Las hojas de ruta para las siguientes generaciones para salvar a Baleares de Més y Podemos son sinónimo de restricciones y prohibiciones, planteamiento que sigue el PSOE, aunque con la boca pequeña, por si acaso: no sobran turistas, ha dicho el portavoz del partido, y «los trabajadores huyen del debate sobre la saturación turística», de nuevo Iago Negueruela. Las medidas adoptadas, ley turística, limitación de plazas y demás fanfarria propagandística son mera palabrería. El mantra es el nuevo modelo económico, que se queda en los adjetivos: circular, sostenible, ecológico, inclusivo y etcétera. La manipulación de la semántica alcanza hasta el extremo de llevar a los socialistas a dar por logrado «el cambio» para encarar ahora «la transformación». Se acepta la carcajada.

El objetivo más o menos explícito es que las Islas sean un coto cerrado en exclusiva para las clases pudientes europeas y nacionales, lo cual en el fondo no deja de ser una patada a la solidaridad, supuesta seña de identidad de la izquierda. Las vacaciones pagadas de los trabajadores y clases medias de toda Europa fue en el siglo pasado quizá el mayor avance social de la postguerra mundial. Junto a las crecientes facilidades para viajar constituyó en su momento una base del llamado Estado del Bienestar promovido por la socialdemocracia después de la gran conflagración y, al mismo tiempo, significó en Baleares la posibilidad de dejar atrás la economía de supervivencia para subirse al tren del desarrollo que aportaba el turismo. En esos tiempos, los dirigentes de izquierdas de Baleares habrían sido considerados unos desclasados.

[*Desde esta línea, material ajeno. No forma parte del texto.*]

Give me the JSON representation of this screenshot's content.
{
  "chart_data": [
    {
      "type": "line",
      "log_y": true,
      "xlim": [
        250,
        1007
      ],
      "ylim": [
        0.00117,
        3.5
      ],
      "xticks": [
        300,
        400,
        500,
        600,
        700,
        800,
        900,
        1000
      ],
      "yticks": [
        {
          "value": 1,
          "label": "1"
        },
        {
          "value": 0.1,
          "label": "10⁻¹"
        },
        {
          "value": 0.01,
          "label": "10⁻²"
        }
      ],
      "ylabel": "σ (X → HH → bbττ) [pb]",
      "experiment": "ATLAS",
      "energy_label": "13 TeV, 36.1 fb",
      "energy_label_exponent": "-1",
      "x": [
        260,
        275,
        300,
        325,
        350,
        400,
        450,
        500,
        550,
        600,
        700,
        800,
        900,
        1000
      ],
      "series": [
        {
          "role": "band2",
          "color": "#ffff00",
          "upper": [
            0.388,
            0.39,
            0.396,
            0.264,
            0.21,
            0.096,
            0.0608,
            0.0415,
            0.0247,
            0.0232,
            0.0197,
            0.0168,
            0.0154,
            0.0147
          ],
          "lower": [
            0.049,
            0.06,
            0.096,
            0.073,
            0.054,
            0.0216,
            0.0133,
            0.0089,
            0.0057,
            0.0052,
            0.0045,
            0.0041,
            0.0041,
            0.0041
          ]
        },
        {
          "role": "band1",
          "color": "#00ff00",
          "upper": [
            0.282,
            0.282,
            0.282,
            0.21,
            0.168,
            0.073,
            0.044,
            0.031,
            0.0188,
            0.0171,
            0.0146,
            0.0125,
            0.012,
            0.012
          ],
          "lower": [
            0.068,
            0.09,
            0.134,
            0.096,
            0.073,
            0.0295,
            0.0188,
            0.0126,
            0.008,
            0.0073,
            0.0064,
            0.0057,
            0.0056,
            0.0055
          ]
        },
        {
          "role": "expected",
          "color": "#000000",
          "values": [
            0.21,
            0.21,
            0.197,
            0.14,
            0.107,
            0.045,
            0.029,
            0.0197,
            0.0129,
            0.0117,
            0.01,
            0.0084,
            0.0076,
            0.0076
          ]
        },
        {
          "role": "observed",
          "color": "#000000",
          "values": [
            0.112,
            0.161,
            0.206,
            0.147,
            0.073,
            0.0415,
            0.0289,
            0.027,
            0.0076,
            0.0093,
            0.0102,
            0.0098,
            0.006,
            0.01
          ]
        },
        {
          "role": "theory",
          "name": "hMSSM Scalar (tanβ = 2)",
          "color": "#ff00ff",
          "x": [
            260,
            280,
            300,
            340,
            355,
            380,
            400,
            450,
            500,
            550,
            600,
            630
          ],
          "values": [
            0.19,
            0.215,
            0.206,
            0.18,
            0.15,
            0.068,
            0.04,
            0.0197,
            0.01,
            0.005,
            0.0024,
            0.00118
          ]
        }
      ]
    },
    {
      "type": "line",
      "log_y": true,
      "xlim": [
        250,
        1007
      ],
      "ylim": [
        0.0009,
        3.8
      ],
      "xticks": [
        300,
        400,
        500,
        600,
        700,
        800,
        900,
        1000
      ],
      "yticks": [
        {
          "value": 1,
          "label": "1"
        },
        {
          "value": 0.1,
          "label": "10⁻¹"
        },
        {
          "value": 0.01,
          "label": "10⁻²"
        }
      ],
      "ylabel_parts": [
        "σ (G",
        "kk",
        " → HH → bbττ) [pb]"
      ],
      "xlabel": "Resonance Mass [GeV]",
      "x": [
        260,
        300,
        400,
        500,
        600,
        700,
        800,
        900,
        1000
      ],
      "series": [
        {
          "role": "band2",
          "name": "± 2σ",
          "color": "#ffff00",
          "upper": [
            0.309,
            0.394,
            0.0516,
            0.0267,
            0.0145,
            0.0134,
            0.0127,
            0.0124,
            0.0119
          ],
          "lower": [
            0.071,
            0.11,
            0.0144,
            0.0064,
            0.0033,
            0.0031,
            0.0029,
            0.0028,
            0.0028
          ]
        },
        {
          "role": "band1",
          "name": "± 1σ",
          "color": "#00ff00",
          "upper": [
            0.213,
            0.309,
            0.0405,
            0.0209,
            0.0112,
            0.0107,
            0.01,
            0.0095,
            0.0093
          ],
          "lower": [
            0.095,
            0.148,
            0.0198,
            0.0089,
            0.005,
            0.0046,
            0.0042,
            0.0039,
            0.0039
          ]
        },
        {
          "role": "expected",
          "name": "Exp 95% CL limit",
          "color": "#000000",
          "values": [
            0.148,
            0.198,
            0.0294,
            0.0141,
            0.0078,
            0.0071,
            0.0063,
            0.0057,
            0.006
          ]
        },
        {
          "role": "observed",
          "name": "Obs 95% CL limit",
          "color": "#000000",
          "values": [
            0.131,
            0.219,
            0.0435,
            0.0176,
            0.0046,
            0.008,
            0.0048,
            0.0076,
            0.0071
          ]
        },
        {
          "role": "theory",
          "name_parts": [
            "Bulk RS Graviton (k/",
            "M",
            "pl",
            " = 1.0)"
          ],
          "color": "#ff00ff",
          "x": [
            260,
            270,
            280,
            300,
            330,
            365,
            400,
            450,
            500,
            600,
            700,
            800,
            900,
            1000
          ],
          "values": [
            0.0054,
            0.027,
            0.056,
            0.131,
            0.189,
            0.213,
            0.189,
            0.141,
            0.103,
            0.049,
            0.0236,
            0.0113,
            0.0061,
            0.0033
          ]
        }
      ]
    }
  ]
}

Las apelaciones al decrecimiento no disimulan la ecuación propuesta: menos turistas y por consiguiente menos personas que pretendan venir a las Islas a buscarse la vida con el fin de levantar los diques que se pretenden: frente a las oleadas turísticas y también al constante incremento de la población. De convertirse en realidad, no se acabaría con los atascos, símbolo supremo de la masificación turística. En invierno, en temporada baja, también hay problemas graves de circulación, en buena medida porque en los últimos quince años no se ha movido una piedra para ir adaptando las infraestructuras a las nuevas realidades sociales, y lo mismo vale para la vivienda y los recursos básicos.

Sin embargo, las leyes del mercado son inapelables y de cumplirse los aciagos vaticinios económicos para el inmediato futuro –inflación desbocada, emergencia energética, si el Gobierno afirma que no habrá cortes de luz y gas hay que echarse a temblar– y sus consecuencias sobre los mercados turísticos de Baleares, se invertirá el sentido de la competición actual y será de ver quién desarrolla la promoción turística más efectiva. Al tiempo.